There is an obvious need for diversity training for health center staff and health care providers. The Gay and Lesbian Medical Association produced Guidelines for Care of Lesbian, Gay, Bisexual and Transgender Patients, which should be utilized by primary care health care providers73. The publication includes recommendations for staff sensitivity training and questions to include on LGBT-sensitive forms.
Conclusion
Evolving shifts in policy resulting in greater inclusion of the LGBT community may have an impact of the health of sexual minority women. The inclusion of measures of sexual orientation, identity and sexual behavior in population surveys has provided some insight into the health needs and health status of sexual minority women. However it is imperative that we understand the health needs of subgroups of sexual minority women, since there may be significant differences. Individual and community-based strategies that promote resilience and positive coping of minority stress among sexual minority women are areas in need of further investigation. In addition, additional efforts should be made to improve the disparities in health care access and utilization by targeting the health care providers and increasing cultural competency training.
Key Points.
Sexual minority women, lesbians, bisexual, women who have sex with women [WSW], experience health disparities and few interventions have focused on this underserved group of women.

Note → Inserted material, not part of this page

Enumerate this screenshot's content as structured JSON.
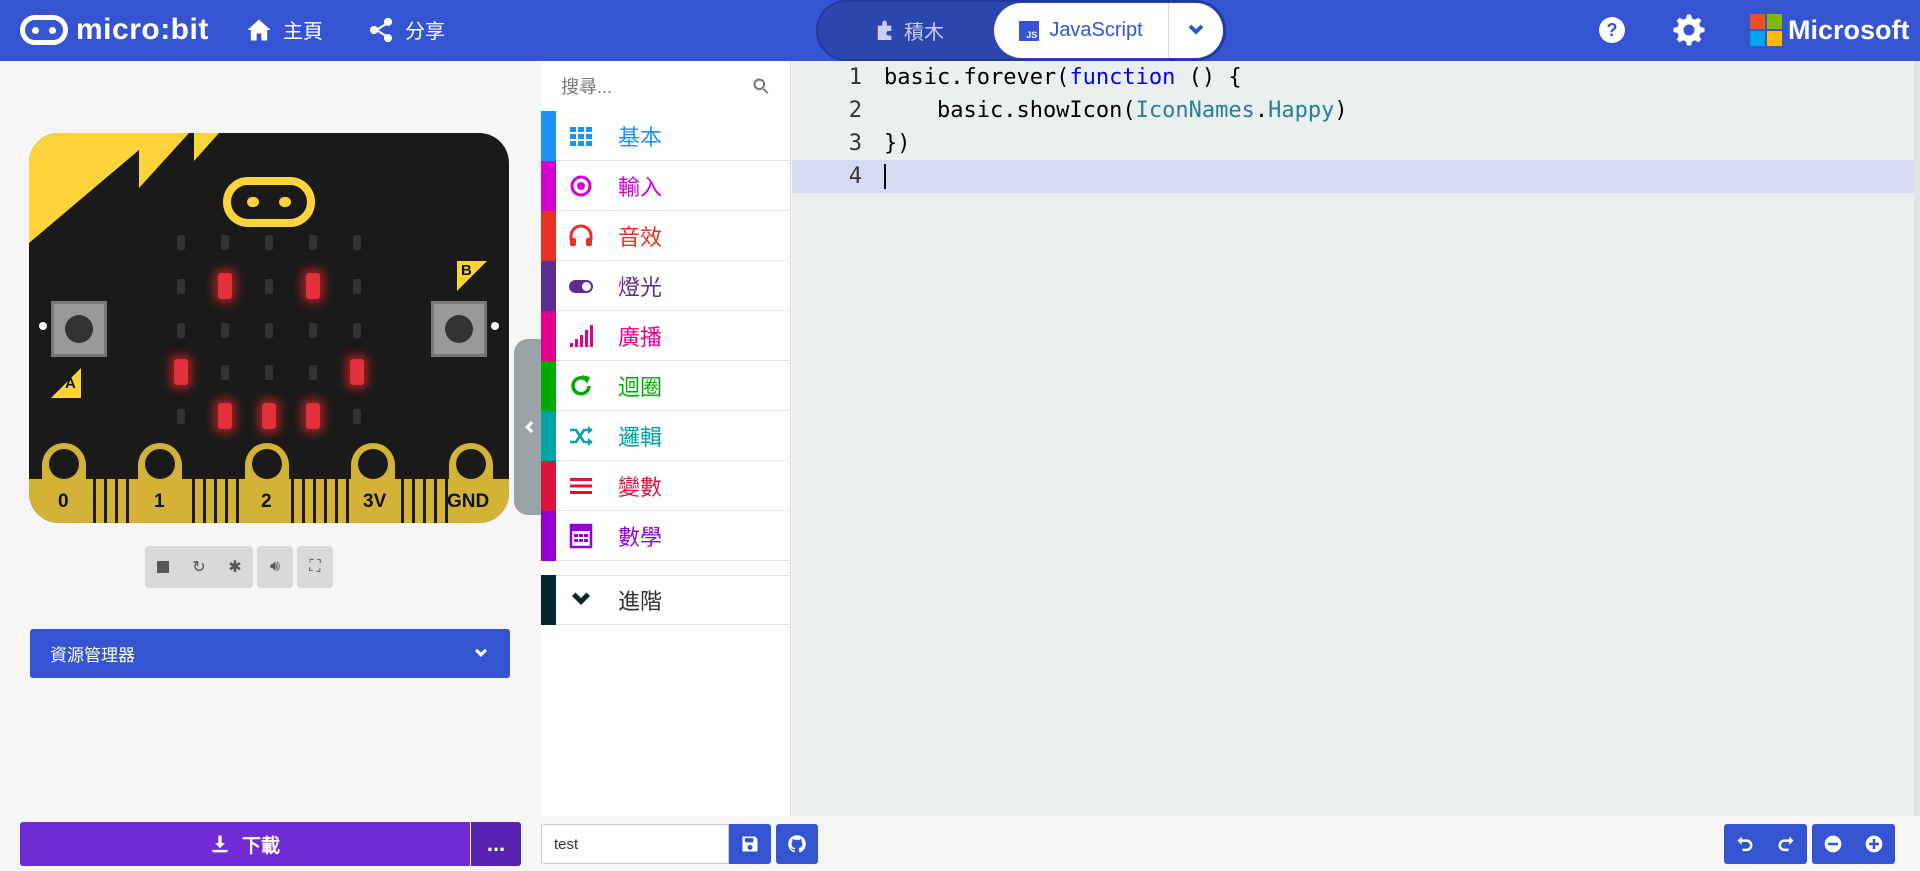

There is limited research on the health status and health needs of the lesbian, gay, bisexual and transgender (LGBT) population and this research has primarily focused on sexually transmitted infection among men who have sex with men with very little focus on sexual minority women (lesbians, bisexual women and women who have sex with women).
Compared to their heterosexual counterparts, sexual minority women are more likely to report poorer mental and physical health and less access to and utilization of health care services.
There is a need for cultural sensitivity training for health care providers and health care facility staff to reduce homophobia and heterosexism which may be harmful/ non-inclusive of sexual minority women.